Ousted Sri Lankan President Gotabaya Rajapaksa faced calls for his arrest on Saturday after returning home from self-imposed exile under the protection of the government that took office when he fled.
Rajapaksa fled the island nation under military escort in July after huge crowds stormed his official residence following months of angry protests against his government.
The 73-year-old announced his resignation from Singapore and spent weeks under virtual house arrest in a Bangkok hotel lobbying his successor to allow his return.
Leaders of the protest campaign that toppled his government said Rajapaksa, who lost his presidential immunity after leaving office, should now be brought to justice.

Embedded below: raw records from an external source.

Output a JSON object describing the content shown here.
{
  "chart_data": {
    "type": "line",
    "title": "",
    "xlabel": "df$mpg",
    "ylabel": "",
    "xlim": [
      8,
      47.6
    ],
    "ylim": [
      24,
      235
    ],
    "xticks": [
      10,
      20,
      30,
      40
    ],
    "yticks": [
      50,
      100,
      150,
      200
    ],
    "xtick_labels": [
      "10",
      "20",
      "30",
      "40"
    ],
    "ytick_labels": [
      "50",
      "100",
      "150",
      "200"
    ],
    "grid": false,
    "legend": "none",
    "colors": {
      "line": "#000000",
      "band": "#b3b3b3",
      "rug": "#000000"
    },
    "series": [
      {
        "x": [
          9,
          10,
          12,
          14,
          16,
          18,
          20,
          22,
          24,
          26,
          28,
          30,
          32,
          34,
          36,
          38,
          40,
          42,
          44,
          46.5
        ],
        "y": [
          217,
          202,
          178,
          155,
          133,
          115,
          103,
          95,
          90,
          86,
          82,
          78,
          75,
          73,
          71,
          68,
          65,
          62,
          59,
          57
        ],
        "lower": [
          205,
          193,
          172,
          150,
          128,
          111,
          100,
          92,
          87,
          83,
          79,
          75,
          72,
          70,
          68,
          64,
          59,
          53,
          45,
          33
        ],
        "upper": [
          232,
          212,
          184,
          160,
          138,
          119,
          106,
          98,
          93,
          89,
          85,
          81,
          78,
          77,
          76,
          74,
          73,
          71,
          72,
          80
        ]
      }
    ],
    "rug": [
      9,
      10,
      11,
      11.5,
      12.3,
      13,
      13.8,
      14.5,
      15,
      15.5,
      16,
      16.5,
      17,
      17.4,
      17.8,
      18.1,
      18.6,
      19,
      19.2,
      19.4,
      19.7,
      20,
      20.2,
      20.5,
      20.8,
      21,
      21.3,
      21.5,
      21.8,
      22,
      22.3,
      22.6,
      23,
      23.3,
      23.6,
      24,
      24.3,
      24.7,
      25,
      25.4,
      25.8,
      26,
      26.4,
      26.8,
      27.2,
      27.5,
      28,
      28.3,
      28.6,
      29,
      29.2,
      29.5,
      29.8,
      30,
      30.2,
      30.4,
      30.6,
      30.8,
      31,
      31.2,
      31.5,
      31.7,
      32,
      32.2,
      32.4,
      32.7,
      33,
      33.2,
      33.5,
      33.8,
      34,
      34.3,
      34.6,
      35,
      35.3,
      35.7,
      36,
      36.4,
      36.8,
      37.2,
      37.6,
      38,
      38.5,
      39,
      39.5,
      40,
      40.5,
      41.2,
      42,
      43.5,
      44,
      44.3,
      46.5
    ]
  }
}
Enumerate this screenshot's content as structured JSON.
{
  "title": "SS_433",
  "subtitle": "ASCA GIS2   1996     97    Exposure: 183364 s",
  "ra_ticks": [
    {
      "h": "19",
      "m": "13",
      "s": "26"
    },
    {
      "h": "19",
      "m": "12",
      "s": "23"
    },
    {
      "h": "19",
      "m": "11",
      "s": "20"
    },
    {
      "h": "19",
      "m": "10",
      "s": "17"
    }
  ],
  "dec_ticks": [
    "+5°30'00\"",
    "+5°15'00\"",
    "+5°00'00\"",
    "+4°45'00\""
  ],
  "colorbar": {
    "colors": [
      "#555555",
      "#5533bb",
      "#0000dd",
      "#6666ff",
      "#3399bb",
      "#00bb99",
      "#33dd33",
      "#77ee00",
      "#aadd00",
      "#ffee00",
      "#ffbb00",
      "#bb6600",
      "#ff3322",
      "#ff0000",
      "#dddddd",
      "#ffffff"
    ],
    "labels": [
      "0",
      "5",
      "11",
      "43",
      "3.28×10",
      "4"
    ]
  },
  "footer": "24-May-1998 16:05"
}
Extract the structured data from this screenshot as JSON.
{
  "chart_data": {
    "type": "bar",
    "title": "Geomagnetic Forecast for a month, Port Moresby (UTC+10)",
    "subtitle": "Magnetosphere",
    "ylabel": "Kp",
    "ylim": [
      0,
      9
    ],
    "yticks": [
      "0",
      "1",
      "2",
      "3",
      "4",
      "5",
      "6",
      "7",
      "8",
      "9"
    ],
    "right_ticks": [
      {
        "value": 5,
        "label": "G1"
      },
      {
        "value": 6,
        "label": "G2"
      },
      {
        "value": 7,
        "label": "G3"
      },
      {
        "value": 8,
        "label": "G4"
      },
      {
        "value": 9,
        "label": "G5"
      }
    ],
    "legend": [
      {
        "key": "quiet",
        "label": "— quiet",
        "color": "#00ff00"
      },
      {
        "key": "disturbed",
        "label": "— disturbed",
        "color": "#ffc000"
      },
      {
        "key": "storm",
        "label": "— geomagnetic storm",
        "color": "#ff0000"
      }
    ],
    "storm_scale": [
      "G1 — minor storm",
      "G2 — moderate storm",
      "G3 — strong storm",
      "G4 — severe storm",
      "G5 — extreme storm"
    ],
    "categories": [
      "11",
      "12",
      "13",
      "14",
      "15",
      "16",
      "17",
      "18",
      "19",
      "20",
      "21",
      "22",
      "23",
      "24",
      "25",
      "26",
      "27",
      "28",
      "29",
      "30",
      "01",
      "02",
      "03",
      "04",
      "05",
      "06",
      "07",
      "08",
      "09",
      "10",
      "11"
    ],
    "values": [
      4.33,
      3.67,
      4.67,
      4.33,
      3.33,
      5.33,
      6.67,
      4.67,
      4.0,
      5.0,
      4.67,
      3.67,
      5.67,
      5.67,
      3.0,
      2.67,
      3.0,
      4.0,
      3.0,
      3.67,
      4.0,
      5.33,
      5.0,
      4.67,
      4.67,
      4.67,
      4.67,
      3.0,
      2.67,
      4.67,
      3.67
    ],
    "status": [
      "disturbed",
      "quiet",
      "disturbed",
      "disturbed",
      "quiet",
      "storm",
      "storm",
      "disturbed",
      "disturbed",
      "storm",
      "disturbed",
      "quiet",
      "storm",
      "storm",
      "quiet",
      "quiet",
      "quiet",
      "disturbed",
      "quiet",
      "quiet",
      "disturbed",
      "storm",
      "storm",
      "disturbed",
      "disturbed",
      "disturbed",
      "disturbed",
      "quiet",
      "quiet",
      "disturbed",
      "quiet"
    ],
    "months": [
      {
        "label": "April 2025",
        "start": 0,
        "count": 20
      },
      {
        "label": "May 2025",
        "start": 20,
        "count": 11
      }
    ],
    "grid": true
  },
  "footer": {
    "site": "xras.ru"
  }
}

“Gotabaya came back because no country wants to accept him, he has no place to hide,” Joseph Stalin, the leader of a teachers’ union that helped set up the school, told AFP. mobilize protesters.
“He should be arrested immediately for causing such misery to the 22 million people of Sri Lanka. He should be prosecuted for his crimes.”
Rajapaksa’s government has been accused of chaotic mismanagement as the Sri Lankan economy plunged into an unprecedented downturn.
The crisis has led to severe food shortages, long power outages and long queues at petrol stations for scarce fuel supplies after the country ran out of foreign currency to pay for vital imports.
“He cannot live freely as if nothing had happened,” said Stalin, who was named after the former Soviet leader by his leftist father.
Rajapaksa arrived at Colombo’s main international airport and was wreathed with flowers by a welcoming group of ministers and senior politicians as he disembarked.
He was taken in a security convoy to a new official residence in the capital made available to him by the government of his successor, President Ranil Wickremesinghe.
Rajapaksa’s younger brother Basil, the former finance minister, met with Wickremesinghe last month and asked for protection to allow the ousted leader to return.
Rights activists have vowed to push for Rajapaksa to be prosecuted on a litany of charges, including his alleged role in the 2009 murder of prominent editor Lasantha Wickrematunge.
“We welcome his decision to return so that we can bring him to justice for the crimes he has committed,” said Tharindu Jayawardhana, spokesman for the Young Journalists Association of Sri Lanka, on Friday.
Several corruption cases filed against Rajapaksa stalled after his election as president.
Rajapaksa also faces charges in a US court for the murder of Wickrematunge and the torture of Tamil prisoners at the end of the island’s traumatic civil war in 2009.
“Prosperity and Splendor”
Rajapaksa won a landslide election in 2019 after promising “prospects of prosperity and splendor” but saw his popularity plummet as the country’s crisis worsened.
His government has been accused of introducing unsustainable tax cuts that have increased public debt and exacerbated the country’s economic problems.
The coronavirus pandemic has also dealt a hammer blow to the island’s tourism industry and dried up remittances from Sri Lankans working abroad, two important sources of foreign currency.
Wickremesinghe was elected by parliament to see out the rest of Rajapaksa’s term. He has since cracked down on street protests and arrested prominent activists.
The government defaulted on its $51 billion external debt in April and the central bank forecasts a record 8% contraction in GDP this year.
After months of negotiations, the International Monetary Fund on Thursday agreed to a $2.9 billion conditional bailout to fix Sri Lanka’s battered finances.